Наташа любовалась подругой и поправляла на ней жемчужные украшения, которые достала из своей шкатулки.
- Катя, ты подлинная греческая богиня! - воскликнула она. - Понимаю твоего Роб Роя!
- Наташа, опомнись, - осердилась девица. - Что ты говоришь?
- Молчу, молчу! - Наташа шутливо приложила палец к губам.
И вот настал день, от которого многое зависело в судьбе Кати и Левушки Бронского. С утра она была как в лихорадке. Марья Власьевна, приехав за ними, тотчас заметила:
- Трясешься, егоза? Ничего! Первую песенку зардевшись спеть. Привыкнешь...
Оглядев Наташу, наряженную в тяжелое шелковое платье, почтенная дама сурово покачала головой.
- Ты, мать, на купчих, верно, насмотрелась? Ко двору, почитай, едешь, а там принят самый что ни есть аристократический тон. Смекай!

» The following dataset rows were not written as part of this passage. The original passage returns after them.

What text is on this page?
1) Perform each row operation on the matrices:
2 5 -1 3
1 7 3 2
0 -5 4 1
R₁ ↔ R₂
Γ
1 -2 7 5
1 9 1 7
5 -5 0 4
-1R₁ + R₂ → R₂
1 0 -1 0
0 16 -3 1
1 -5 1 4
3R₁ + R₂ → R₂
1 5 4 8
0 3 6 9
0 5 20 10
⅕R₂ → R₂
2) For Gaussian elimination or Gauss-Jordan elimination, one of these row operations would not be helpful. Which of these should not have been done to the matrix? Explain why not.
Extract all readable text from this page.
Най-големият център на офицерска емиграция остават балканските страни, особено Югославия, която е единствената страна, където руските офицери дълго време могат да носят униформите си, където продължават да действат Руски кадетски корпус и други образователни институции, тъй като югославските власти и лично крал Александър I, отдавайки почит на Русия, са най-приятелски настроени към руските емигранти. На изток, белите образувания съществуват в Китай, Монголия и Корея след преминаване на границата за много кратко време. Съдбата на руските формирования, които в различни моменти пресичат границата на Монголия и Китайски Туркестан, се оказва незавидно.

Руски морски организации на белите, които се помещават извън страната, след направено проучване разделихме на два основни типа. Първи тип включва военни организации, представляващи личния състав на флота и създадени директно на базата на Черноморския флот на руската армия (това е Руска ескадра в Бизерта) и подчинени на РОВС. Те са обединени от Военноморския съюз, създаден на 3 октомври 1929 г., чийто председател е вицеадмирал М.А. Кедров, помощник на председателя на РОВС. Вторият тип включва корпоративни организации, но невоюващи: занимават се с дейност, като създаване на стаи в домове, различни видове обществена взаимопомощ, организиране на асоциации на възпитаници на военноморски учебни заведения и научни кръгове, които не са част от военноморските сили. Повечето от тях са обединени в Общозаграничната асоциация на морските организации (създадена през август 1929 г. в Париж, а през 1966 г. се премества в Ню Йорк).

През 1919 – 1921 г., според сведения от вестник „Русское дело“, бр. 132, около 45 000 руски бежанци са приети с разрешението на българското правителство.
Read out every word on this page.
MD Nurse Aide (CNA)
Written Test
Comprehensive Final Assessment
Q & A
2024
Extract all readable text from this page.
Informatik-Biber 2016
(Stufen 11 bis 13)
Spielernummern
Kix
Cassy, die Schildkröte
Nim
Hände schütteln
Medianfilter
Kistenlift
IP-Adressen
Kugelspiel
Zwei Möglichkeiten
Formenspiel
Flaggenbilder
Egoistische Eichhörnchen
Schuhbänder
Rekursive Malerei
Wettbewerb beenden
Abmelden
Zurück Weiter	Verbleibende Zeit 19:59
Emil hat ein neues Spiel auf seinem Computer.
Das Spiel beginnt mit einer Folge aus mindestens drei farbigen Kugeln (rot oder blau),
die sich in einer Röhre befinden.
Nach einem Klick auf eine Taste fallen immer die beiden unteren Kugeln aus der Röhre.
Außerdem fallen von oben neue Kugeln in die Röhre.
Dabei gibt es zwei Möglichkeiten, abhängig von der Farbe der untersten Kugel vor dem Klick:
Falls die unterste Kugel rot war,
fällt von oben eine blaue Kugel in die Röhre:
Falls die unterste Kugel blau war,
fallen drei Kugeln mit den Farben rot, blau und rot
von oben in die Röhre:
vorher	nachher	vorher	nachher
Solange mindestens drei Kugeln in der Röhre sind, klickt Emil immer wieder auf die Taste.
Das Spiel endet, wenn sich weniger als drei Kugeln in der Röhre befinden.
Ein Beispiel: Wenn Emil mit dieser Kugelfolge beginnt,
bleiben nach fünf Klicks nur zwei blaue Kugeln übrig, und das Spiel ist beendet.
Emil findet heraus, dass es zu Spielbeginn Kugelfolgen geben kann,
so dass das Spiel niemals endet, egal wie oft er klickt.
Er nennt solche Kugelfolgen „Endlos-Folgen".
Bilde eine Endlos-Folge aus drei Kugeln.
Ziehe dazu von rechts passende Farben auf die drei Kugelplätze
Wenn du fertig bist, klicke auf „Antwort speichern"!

Наташа до слез покраснела:
- Это парижское, по последней моде, - пролепетала она.
- Стало быть, у нас своя мода! - Марья Власьевна была непреклонна. - Тебя надули магазинщики, с них станется. Меня слушай! Я, хоть и стара, а в этих делах разумею. Показывай, что у тебя еще есть!
Переворошив весь гардероб молодой хозяйки, Аргамакова остановилась на чудесном платьице из светлого ситца с искусственной веткой репейника у лифа. Она велела Наташе примерить, и, когда та облачилась, всплеснула руками:
- Что я говорила? Глядите!
Наташа подошла к зеркалу и придирчиво осмотрела себя. Однако тотчас рассмеялась довольная:
- А я-то полагала его простоватым, деревенским!
- Аристократический тон, матушка, и есть строгая простота да изысканная скромность! - назидательно подняла палец Марья Власьевна, но тотчас улыбнулась: - Ты и помолодела-то, душа моя.
- Верно, - кивнула Катя, любуясь подругой. - Вовсе девочка.
- И бриллиантов навесила лишку, - добавила критически неуемная Марья Власьевна, и Наташа еще раз с сомнением осмотрела себя в зеркале. Нехотя сняла подвески, оставив серьги и фермуар.
Теперь все были довольны. Аргамакова спохватилась:
- Поторопитесь, поторопитесь-ка, сударыни! Кабы не опоздать на шестичасовой поезд.
- Мы едем железной дорогой? - удивилась Наташа. - Для чего?
Марья Власьевна вдруг смутилась, и лицо ее обрело детское выражение:
- А хочется проехаться: ни разу чуда этого не видела... Да и быстрее будет!
Подруги переглянулись, улыбаясь, и не стали возражать.
21.
Катя тоже не видела этого чуда и с любопытством озиралась кругом.
- Мы не испачкаемся? - с сомнением покосилась она на паровоз, за которым змеилась цепь из двенадцати вагончиков.
Устроились в закрытом вагоне, чтобы прятаться от сажи и пыли, однако окна оставались открытыми. Поезд пестрел нарядными платьями дам, их кружевными зонтиками, косынками, яркими галстуками щеголеватых молодых людей. Среди путешествующих было много отцов семейств с женами и детьми, знатных семейств. Все ехали, верно, в Павловск на благотворительную лотерею.